Ce texte est encore une splendide expression de la mystique du Pape François symbolisée dans son blason pontifical. L’amour de Jésus et de Marie pleinement vécu avec saint Joseph est le coeur de sa vie et la source profonde de tout son engagement pastoral envers les plus pauvres.

Comme Père dans la tendresse, « Joseph nous enseigne ainsi qu’avoir foi en Dieu comprend également le fait de croire qu’il peut agir à travers nos peurs, nos fragilités, notre faiblesse » (n. 2).  Père dans l’obéissance, Joseph est toujours fidèle à la volonté de Dieu, mettant immédiatement en pratique ce que lui est révélé dans les quatre songes, selon l’Evangile de saint Matthieu (n. 3).

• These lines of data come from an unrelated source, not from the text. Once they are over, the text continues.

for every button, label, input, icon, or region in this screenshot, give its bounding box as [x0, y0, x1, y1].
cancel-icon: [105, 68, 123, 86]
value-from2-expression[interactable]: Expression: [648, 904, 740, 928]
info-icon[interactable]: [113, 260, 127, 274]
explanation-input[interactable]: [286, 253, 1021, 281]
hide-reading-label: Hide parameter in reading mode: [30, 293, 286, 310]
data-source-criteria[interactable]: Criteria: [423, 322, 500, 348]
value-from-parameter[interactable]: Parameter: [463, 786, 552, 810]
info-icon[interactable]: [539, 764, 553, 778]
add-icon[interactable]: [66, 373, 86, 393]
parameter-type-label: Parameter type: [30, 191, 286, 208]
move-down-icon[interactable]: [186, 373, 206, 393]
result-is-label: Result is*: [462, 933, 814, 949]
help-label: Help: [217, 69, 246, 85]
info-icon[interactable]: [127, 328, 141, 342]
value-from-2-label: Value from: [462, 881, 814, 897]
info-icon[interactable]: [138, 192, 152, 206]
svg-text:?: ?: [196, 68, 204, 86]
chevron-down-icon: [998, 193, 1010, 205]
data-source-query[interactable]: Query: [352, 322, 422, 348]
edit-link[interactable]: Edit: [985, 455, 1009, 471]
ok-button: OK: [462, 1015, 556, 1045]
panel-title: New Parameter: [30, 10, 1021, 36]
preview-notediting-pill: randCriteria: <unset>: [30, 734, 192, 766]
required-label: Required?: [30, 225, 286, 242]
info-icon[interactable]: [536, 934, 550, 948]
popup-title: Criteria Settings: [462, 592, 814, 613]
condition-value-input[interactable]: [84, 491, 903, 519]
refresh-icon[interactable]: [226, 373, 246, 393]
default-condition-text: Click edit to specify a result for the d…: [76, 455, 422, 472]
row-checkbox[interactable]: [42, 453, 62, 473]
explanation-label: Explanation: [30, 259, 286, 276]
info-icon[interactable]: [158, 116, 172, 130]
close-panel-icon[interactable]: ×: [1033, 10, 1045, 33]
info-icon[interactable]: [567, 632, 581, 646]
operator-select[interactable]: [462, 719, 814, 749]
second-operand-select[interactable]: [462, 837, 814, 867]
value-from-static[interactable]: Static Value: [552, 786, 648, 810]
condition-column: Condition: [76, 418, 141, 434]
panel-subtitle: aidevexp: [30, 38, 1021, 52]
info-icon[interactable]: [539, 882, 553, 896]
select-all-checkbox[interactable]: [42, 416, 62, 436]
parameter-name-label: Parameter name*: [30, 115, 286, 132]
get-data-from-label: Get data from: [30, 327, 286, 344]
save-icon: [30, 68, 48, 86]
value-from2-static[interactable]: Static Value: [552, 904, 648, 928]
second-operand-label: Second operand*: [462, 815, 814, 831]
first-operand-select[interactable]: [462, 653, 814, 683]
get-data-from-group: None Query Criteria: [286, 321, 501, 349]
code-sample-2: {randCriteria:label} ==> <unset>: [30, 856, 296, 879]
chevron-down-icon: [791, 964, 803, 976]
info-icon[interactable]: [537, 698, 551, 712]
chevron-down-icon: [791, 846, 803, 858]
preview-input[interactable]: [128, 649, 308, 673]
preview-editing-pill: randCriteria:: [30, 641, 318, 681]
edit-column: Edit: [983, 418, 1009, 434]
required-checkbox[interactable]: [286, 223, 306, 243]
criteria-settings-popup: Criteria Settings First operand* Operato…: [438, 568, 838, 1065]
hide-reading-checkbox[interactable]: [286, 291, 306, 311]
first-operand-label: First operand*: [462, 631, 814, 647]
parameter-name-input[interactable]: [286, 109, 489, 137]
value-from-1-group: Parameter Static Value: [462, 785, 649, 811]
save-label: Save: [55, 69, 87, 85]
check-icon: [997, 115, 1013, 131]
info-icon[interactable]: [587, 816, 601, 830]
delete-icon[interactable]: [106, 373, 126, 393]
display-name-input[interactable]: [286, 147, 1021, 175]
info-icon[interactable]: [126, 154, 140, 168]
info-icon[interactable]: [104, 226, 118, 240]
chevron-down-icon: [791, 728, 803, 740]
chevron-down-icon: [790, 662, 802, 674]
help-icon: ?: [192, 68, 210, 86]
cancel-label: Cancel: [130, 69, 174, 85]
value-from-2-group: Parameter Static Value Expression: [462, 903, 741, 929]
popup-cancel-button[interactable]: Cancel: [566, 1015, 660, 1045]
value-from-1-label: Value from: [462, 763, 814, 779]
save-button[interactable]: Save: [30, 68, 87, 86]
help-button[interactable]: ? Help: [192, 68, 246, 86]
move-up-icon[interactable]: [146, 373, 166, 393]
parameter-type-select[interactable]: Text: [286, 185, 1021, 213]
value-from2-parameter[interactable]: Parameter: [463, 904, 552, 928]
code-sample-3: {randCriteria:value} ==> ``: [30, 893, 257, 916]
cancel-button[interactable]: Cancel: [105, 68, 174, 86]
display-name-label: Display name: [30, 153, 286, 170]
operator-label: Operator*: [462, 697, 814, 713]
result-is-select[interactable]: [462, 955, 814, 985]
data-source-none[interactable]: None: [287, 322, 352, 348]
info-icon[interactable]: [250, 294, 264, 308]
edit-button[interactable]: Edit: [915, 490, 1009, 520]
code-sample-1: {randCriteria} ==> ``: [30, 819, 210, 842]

Notre Pape François emploie souvent ces mots: « songer », « rêver », et il aime particulièrement l’image de saint Joseph endormi!

Rome, le 19 mars 2021

en la solennité de saint Joseph           

NOTES     

[1]  Cf. le livre d’Elisabeth DE BAUDOUIN: Thérèse et François (Paris, 2019, éd. Salvator, avec une Introduction de Guzman Carriquiry Lecour et une Postface du Cardinal Marc Ouellet).

[2] Vie, ch 32, n. 11.

[3] Cf. Fonti Francescane, n. 110s.

[4] Histoire d’une âme (Manuscrit C, 34r).

[5]  Lettre du 24 février 1897 (LT 220).

[6] Manuscrit A, 2rv.

 [7]  Adversus Haereses III/22/4; Lumen Gentium, n. 56.

 [8] C’est ainsi que Thérèse contemple Marie dans sa dernière poésie intitulée Pourquoi je t’aime, ô Marie!:  « Je sais qu’à Nazareth, Mère pleine de grâces / Tu vis très pauvrement, ne voulant rien de plus / Point de ravissements, de miracles, d’extases / N’embellissent ta vie, ô Reine des Elus !…./ Le nombre des petits est bien grand sur la terre / Ils peuvent sans trembler vers toi lever les yeux / C’est par la voie commune, incomparable Mère / Qu’il te plaît de marcher pour les guider aux Cieux » (PN 54, str 17).

[9]  Cf Mulieris Dignitatem, n. 27.

[10] Benoît XVI a prononcé ce discours juste après ma dernière méditation sur « Saint Joseph Redemptoris Custos, Époux de Marie et Patron de l’Église ». Toutes les méditations ont été publiées en traduction française dans le volume intitulé: La Lumière du Christ dans le Coeur de l’Église (Paris, 2011, ed Parole et Silence).

[11] Pourquoi je t’aime, ô Marie! (str 22). Dans son grand livre Je veux voir Dieu, le bienheureux Marie-Eugène de l’Enfant-Jésus ocd souligne l’importance de ce total don de soi comme clef de la vie mystique. C’est un livre très apprécié par le Pape François, au point qu’il a voulu l’offrir aux membres du Curie Romaine au moment des voeux de Noël, le 21 décembre 2017.

[12] Saint Jean-Paul II a développé cela dans un de ses plus beaux écrits spirituels qui est sa Méditation sur le « Don désintéressé »  du 8 février 1994.